Chinese express airlines looking to continue e-commerce fuelled expansion
09 / 02 / 2016
Fast expanding Chinese express carriers YTO Express Airlines and SF Airlines have applied to add extra routes from the country’s capital as they look to capitalise on the growing domestic e-commerce market.
Recently launched YTO has applied to the Civil Aviation Administration of China to operate a cargo service between its Hangzhou hub and Beijing on the basis of 14 flights per week, according to China Aviation Daily.
Also, SF Airlines has applied for 14 flights per week on a Wuxi-Beijing rotation, ten flights per week from Beijing to Shenzhen and six flights per week between Beijing and Hangzhou.
YTO Express Airlines made its maiden flight in September when one of its B737-300 aircraft flew between Hangzhou and Chengdu.
The express airline has a total of three B737-300s, with the second and third aircraft put into commercial operation in November and December.
The new airline hopes its launch will help open up the e-commerce industry to Hangzhou and the wider Zhejiang province.
It is also hoped the move will help establish Hangzhou as a regional courier and logistics hub.
Owner YTO Express becomes the third Chinese express company to also own and operate an airline, joining China Post and SF Express.
SF Airlines, meanwhile, has been rapidly expanding its fleet.
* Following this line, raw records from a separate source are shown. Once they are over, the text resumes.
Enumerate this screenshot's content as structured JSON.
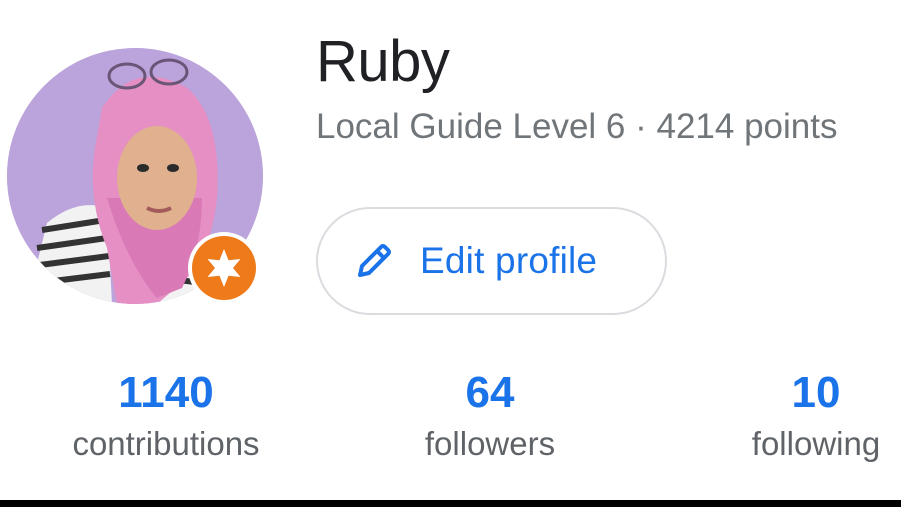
{
  "profile": {
    "name": "Ruby",
    "level_text": "Local Guide Level 6 · 4214 points",
    "avatar_icon": "user-photo",
    "badge_icon": "local-guide-star-icon",
    "badge_color": "#ee7a1a"
  },
  "actions": {
    "edit_profile_label": "Edit profile",
    "edit_icon": "pencil-icon"
  },
  "stats": {
    "contributions": {
      "value": "1140",
      "label": "contributions"
    },
    "followers": {
      "value": "64",
      "label": "followers"
    },
    "following": {
      "value": "10",
      "label": "following"
    }
  },
  "colors": {
    "accent": "#1a73e8",
    "primary_text": "#202124",
    "secondary_text": "#70757a"
  }
}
In December, it took delivery of its first 767-300 Boeing Converted Freighter (BCF). Another four are due this year. In January it received another B757.
The delivery of the 767-300 represented the addition of the first wide-body aircraft in the SF Express-owned airline's fleet, which also consists of 26 B757s and B737s.
SF Airlines has also signed a letter of intent to purchase 737-800BCFs following a programme launch.
Companies are looking to capitalise on the fact the express market in China has now exceeded that of the US to become the largest in the world, but the number of all-cargo aircraft owned by companies active in the country is around 100, although quickly growing.